I agree with Mark.  Either you have to take care of this with
conditional code in the driver, and the drivers become bloated with a
mess of SoC integration details, or you hide it away in SoC-specific
code that can handle this, and keep the drivers portable. 

Now that we have PM domains (PM domains didn't exist when we created
omap_device/omap_hwmod), I suspect the cleanest way to do this is to
create separate PM domains for each "class" of devices that have
different set of behavior.

> What is happening is that device-specific behaviour which
> traditionally handled in the driver is now inside the
> power/resource domain.
>
> piece of hardware, this would be the right thing to do,
> and I think the in-kernel examples are all "simple",
> e.g. arch/arm/mach-omap2/powerdomain* is all about
> power domains and nothing else, 

FYI... that code isn't the same as PM domain.  That code is for the
*hardware* powerdomains, not the software concept of "PM domain."  In
OMAP, PM domain is implmented at the omap_device level.  And omap_device
is the abstraction of an IP block that knows about all the PM related
register settings, clocks, HW powerdomain, voltage domain, PM related
pin-muxing etc. etc.    All of these things are abstracted in an
omap_device, so that the PM domain implementation for OMAP looks rather
simple (c.f. omap_device_pm_domain in arch/arm/plat-omap/omap_device.c.)

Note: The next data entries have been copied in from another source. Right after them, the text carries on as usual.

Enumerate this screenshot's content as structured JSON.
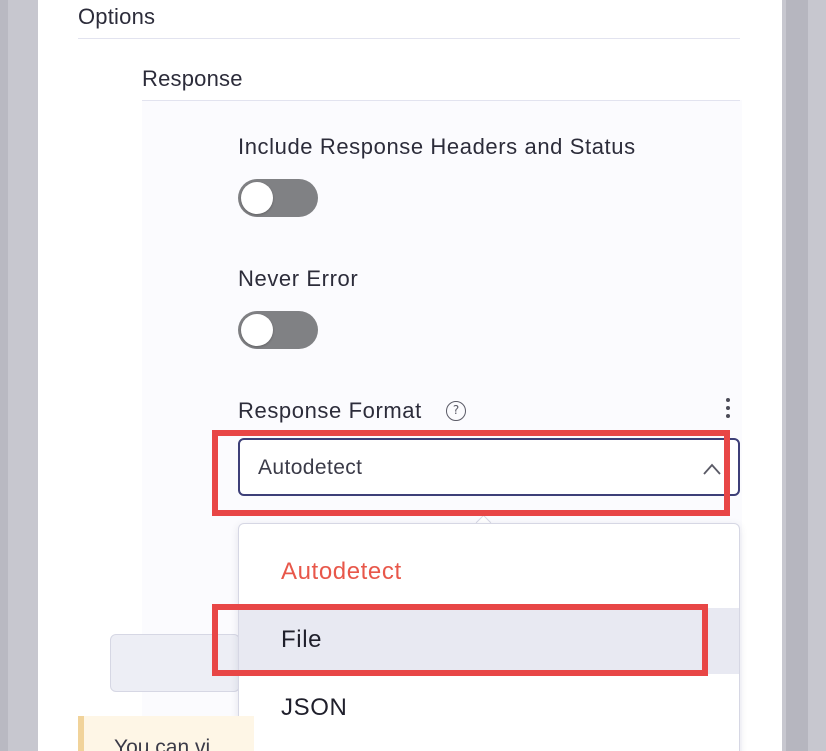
{
  "options": {
    "title": "Options"
  },
  "response_section": {
    "title": "Response",
    "include_headers": {
      "label": "Include Response Headers and Status",
      "enabled": false
    },
    "never_error": {
      "label": "Never Error",
      "enabled": false
    },
    "response_format": {
      "label": "Response Format",
      "help_icon": "question-circle-icon",
      "menu_icon": "kebab-icon",
      "selected": "Autodetect",
      "dropdown_open": true,
      "options": [
        "Autodetect",
        "File",
        "JSON"
      ],
      "hovered_option": "File"
    }
  },
  "notice": {
    "text": "You can vi"
  },
  "colors": {
    "highlight": "#e84646",
    "selected_option": "#e8574a",
    "select_border": "#3d3f78",
    "toggle_off": "#808184"
  }
}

Note that the callbacks just call omap_device_enable(),
omap_device_disable() and all the HW ugliness, SoC-specific integration
mess is hidden away.

[...]

> I think the lesser of two evils is the distributed approach,
> and then I'm talking about pinctrl only, disregarding the
> fact that clocks and power domains are basically subject to
> the same kind of argument. I still buy into the concept of
> using power domains for exactly power domains only.
> Arguably this is an elegance opinion...

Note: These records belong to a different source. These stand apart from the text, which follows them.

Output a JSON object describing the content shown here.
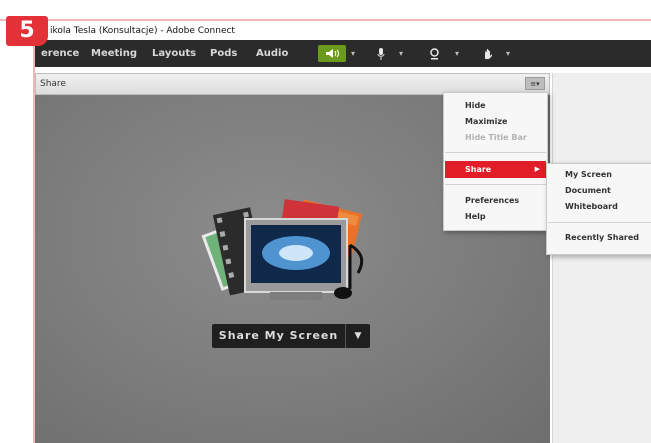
{
  "step": {
    "number": "5"
  },
  "window": {
    "title": "ikola Tesla (Konsultacje) - Adobe Connect"
  },
  "menubar": {
    "items": [
      "erence",
      "Meeting",
      "Layouts",
      "Pods",
      "Audio"
    ],
    "toolbar_icons": [
      "speaker-icon",
      "microphone-icon",
      "webcam-icon",
      "raise-hand-icon"
    ]
  },
  "pod": {
    "title": "Share",
    "menu_button": "≡▾"
  },
  "share_button": {
    "label": "Share My Screen",
    "arrow": "▼"
  },
  "pod_menu": {
    "items": [
      {
        "label": "Hide",
        "enabled": true
      },
      {
        "label": "Maximize",
        "enabled": true
      },
      {
        "label": "Hide Title Bar",
        "enabled": false
      },
      {
        "label": "Share",
        "highlighted": true
      },
      {
        "label": "Preferences",
        "enabled": true
      },
      {
        "label": "Help",
        "enabled": true
      }
    ]
  },
  "share_submenu": {
    "items": [
      "My Screen",
      "Document",
      "Whiteboard",
      "Recently Shared"
    ]
  },
  "colors": {
    "accent": "#e11d27",
    "toolbar_green": "#6c9a1c",
    "menubar": "#2b2b2b"
  }
}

The pinctrl examples I've seen mentioned so far are all PM related
(sleep, idle, wakeup, etc.) so to me I think they still belong in
PM domains (and that's how we handle the PM related pins in OMAP.)

> I worry that the per-SoC power domain implementation
> which will live in arch/arm/mach-* as of today will become
> the new board file problem, overburdening the arch/* tree.
> Maybe I'm mistaken as to the size of these things,
> but just doing ls arch/arm/mach-omap2/powerdomain*
> makes me start worrying.

Yes, I agree that this means more code/data in arch/arm/mach-*, but
IMO, that's really where it belongs.  It really is SoC integration
details, and driver should really not know about it.